Britain’s new Prime Minister will reinforce the UK’s commitment to NATO at Washington summit.
Britain’s new Prime Minister will make his debut on the world stage next week when he joins other Western leaders at the US-hosted NATO summit in Washington.
Sir Keir Starmer, who won a landslide victory as leader of the Labour Party, will meet with President Joe Biden, President Volodymyr Zelensky and the new NATO chief Mark Rutte, the former Dutch Prime Minister, on Tuesday in the US capital.
World leaders will be queuing up to offer congratulations to Britain’s Prime Minister, who saw his party win 412 seats, the largest majority since 1997. By contrast the Tory Party won just 121 seats, its worst result since 1832.
The NATO summit will allow Starmer the opportunity to reinforce his commitment to the alliance and his personal support for President Zelensky.
The summit will focus on the organisation’s continuing support for Ukraine and its path toward NATO membership, as well as alliance unity, burden-sharing and modernisation.
In the next few hours and days the new Prime Minister will receive dozens of briefings on the UK’s national security and the threats facing Britain and the West.
He is likely to visit Ukraine in the coming weeks and will also have to contend with the crisis in the Middle East and the growing national security threats posed by Russia, China, Iran and North Korea.
At the top of the new government’s to-do list will be outlining Britain’s National Security Strategy which will require a sizable defence review.
With a promise to “provide Ukraine with the support it needs following Russia’s invasion,” and Putin remaining a threat, Labour’s manifesto says it will “set out a path to raise defence spending to 2.5 per cent of national income.” That means the budget rising from £64.6 billion in 2024-35 to £78.2 billion in 2028-29, but the situation is urgent now. The Tories planned to fund this by cutting civil service payroll and reducing defence research and development: Labour talks of expanding parts of the state payroll.
In his first speech as Prime Minister, Starmer promised to “fight” for a brighter future.
Speaking outside No 10 Downing Street, Starmer thanked Sunak but said 14 years of Tory government had led to a “draining away of the hope, the spirit, the belief in a better future”. He promised to people who did not vote Labour: “My government will serve you. Politics can be a force for good.”
Earlier, Sunak said he will step down as leader after his party was decimated at the polls. Addressing the nation outside No 10, he said: “I am sorry”, adding: “I have heard your anger, your disappointment, and I take responsibility.”

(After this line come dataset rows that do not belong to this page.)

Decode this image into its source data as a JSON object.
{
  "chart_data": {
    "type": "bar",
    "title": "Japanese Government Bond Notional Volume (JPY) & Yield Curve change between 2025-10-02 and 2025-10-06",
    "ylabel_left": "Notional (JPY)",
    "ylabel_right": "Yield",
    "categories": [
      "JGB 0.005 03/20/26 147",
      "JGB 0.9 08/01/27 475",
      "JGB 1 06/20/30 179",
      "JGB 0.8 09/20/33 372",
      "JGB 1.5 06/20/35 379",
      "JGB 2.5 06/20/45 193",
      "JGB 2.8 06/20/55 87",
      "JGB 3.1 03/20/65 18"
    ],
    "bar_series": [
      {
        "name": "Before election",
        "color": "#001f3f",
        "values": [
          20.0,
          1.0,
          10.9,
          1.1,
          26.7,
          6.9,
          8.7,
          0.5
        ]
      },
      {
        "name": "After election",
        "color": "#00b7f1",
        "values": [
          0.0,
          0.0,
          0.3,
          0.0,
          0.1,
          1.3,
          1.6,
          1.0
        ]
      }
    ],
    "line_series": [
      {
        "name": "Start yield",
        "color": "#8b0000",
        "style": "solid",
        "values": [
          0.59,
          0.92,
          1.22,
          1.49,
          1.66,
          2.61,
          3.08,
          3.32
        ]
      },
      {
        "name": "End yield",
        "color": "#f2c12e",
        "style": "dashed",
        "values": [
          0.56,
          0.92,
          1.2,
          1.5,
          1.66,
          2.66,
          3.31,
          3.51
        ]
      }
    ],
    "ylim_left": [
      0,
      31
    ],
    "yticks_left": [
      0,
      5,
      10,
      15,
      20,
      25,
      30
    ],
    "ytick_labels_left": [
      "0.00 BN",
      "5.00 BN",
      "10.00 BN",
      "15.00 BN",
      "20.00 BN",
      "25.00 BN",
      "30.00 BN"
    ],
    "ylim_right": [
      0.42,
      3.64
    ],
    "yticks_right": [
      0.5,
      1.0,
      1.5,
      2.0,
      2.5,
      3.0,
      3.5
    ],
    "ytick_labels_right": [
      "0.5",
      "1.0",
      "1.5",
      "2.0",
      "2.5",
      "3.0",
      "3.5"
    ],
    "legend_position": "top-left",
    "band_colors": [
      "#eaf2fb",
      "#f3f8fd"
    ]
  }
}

Three key appointments from a National Security perspective will be the Defence Secretary, Home and Foreign Secretary. John Healey, who held the Shadow Defence role in opposition, is likely to remain in place.
Healey occupies a unique position in a Starmer government. Not only, like some of his colleagues, did he serve as a frontbencher in the Blair-Brown years, but he was also a loyal member of Miliband and Corbyn’s shadow cabinets, before serving under Starmer.
Healey has had the difficult task of restoring Labour’s reputation with the armed forces. Under Corbyn, who held sceptical views of NATO, it was damaged and defence was one of the last policy areas where the public trusted the Tories more than Labour.
Healey worked on a merchant navy voyage to Durban at 18 before hitchhiking to Swaziland to help build schools. He studied at Cambridge, where he learnt to fly in the University Air Squadron and in his twenties, he sailed across the Atlantic. He never joined the military, but supported and voted for the invasion of Iraq.
He long argued that Labour needed to focus on winning Tory voters, especially “Britain’s middle third”.
Yvette Cooper, one of Starmer’s most experienced politicians, will become the new government’s Home Secretary. She is one of only three of Starmer’s frontbench team to have served in cabinet having been work and pensions secretary in Gordon Brown’s last year in government.
In opposition, Cooper has served two stints as Shadow Home Secretary, sandwiched between serving as Chair of the Home Affairs Committee, making her one of the most prepared of Starmer’s Shadow Ministers to take over her brief in government.
One of the key appointments in the new government which at the time of writing had yet to be confirmed was Foreign Secretary.
David Lammy has held the shadow role but Starmer has not confirmed he will take the job. After spending Labour’s years in opposition as an anti-Trump Twitter warrior who compared Tory Eurosceptics to the apartheid regime in South Africa, Lammy has recently moderated his language.
A friend of Barack Obama from their time at Harvard Law School, Lammy has been building bridges with both Democrats and the Trump team. Describing himself as a “progressive realist”, Lammy talks about using power relations to achieve “just goals” such as climate change and international development. He wants to find Britain a role after the “end of the postcolonial era”, where the West is no longer so central.